Art Fix Friday: February 4, 2022

Blog Category:  Art Fix Friday
A black-and-white photograph of a light-skinned adult woman holding a newspaper with news about World War II. She wears a coat and her short, curly hair is caught in the wind.

The 2022 Venice Biennale’s main exhibition will center the works of women and gender nonconforming artists as it challenges the dominating role of men in society. Curated by Cecilia Alemani, Milk of Dreams—a reference to a children’s book by Leonora Carrington—will feature 213 artists from 58 countries. Featured artists include Nan Goldin, Barbara Kruger, and Louise Lawler as well as rising stars Jamian Juliano-Villani, Tau Lewis, and Christina Quarles.

A poster for the 2022 Venice Biennale features two painted, piercing eyes set against a black, marbled background. Text atop this, set in a wavy pattern, reads "The Milk of Dreams," "Il Latte Dei Sogni," and "Biennale Arte 2022" in white all-caps text. Dates and location are in smaller text in the lower left corner.
The Venice Biennale’s 2022 visual identity is based on works by Felipe Baeza; Photo courtesy of the Venice Biennale

The show will focus on three distinct areas: the representation of bodies and their metamorphoses; the relationship between individuals and technologies; and the connection between bodies and the Earth.

Front-Page Femmes:

Hyperallergic reports on a new public art installation by artist Alicia Eggert and Planned Parenthood that will travel to states that could ban or limit access to abortion if the Supreme Court overturns Roe v.
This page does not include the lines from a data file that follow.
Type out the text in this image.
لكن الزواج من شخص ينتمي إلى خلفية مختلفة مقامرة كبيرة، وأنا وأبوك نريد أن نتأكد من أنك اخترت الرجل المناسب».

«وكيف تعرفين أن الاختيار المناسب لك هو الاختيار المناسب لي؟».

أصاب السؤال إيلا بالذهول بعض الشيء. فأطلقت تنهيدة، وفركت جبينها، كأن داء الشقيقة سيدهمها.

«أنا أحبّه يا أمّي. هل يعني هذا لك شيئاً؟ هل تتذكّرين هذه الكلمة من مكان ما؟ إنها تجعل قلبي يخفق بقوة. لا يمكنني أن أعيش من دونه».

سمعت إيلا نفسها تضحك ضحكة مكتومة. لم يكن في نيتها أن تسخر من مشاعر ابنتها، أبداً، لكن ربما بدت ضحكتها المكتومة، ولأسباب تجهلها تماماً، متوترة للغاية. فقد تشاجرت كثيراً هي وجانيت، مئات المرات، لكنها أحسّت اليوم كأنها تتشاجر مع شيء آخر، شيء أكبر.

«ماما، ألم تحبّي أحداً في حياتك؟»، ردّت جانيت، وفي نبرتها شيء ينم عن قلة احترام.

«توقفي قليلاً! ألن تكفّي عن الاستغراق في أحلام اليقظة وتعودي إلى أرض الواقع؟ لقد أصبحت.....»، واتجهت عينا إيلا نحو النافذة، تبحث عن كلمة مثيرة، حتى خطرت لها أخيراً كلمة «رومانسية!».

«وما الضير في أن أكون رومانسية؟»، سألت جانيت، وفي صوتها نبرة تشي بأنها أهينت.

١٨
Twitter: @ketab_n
Wade.

The New York Times’s “Overlooked” obituary series honors eccentric Chicago street artist Lee Godie, who died in 1994 at age 85.

Saint Heron has kicked off its inaugural ceramics residency, supporting four BIPOC women artists with in-kind studio space, materials, and a skilled team of local artisans to realize their work.

Hyperallergic reviews The Black Woman Is God, an annual showcase of Black womxn visual artists in the San Francisco Bay Area.

Artnet interviews painter Hana Yilma Godine, who uses Ethiopian textiles to construct fantastical compositions of women in repose.

The New York Times profiles jewelry designer Helen Harris, who creates intricate, stylized grills using a network of vendors in New York City’s diamond district.

A close-up portrait of a dark-skinned woman, focused on her mouth. She wears multiple, intricate grills over her teeth. One is a red rose with green leaves, the others are different light colors or silver. She smiles widely to show off the pieces and has three nose and two lower-lip piercings. Her lips are perfectly glossed in a coffee color.
Grills designed by Helen Harris, a.k.a. Helen With the Gold Teeth; Photo by Ayesha Malik for the New York Times

For New York magazine, curator and writer Kimberly Drew revisits Dana Schutz’s 2016 painting of Emmett Till, examining the limitations of empathy.

Marvel has announced a new collection of stories, written and illustrated by women creators, that will spotlight heroines including Wolverine, Jubilee, Black Widow, and more.

Hyperallergic reviews Sophie Calle: The Hotel (2021), in which “Calle’s observations make for a surprisingly gripping read, even if the photographs themselves are not always compelling.”

The Susan Smith Blackburn Prize has announced 10 finalists for its playwriting award, the oldest and largest prize awarded to women+ playwrights.

The D’Addario Foundation is partnering with Musicians Institute to launch the new Women in Drums Scholarship beginning in the spring of 2022.

Shows We Want to See:

At London’s Two Temple Place, Body Vessel Clay: Black Women, Ceramics, and Contemporary Art showcases the ceramic medium through artworks by three generations of Black women artists working in clay. Featured artists include influential Nigerian potter Ladi Kwali, along with Magdalene Odundo DBE, Phoebe Collings-James, Shawanda Corbett, Chinasa Vivian Ezhuga, Jade Montserrat, and Julia Phillips. The Guardian recently reviewed the show. On view through April 24, 2022.

A colorful, illustrated screenprint of a surreal scene featuring the head of a medium-skinned women, seemingly of Indian descent, floating atop a cityscape against a pink, wood-grain background. Her eyes are seemingly made from the night sky and tendrils bloom out from them, looping across the landscape and into an old building in the background.
Chitra Ganesh, City Inside Her, from “Architects of the Future,” 2014; Color screenprint with woodcut; The Cleveland Museum of Art, © Chitra Ganesh/Durham Press, 2014

At the Cleveland Museum of Art, Women in Print: Recent Acquisitions debuts exciting recent acquisitions to the museum’s collection by contemporary women printmakers. The exhibition features about 30 works by artists including Amy Sherald, Julie Mehretu, Polly Apfelbaum, Chitra Ganesh, Mavis Pusey, Mickalene Thomas, and more. Cleveland.com recently reviewed the show. On view through June 19, 2022.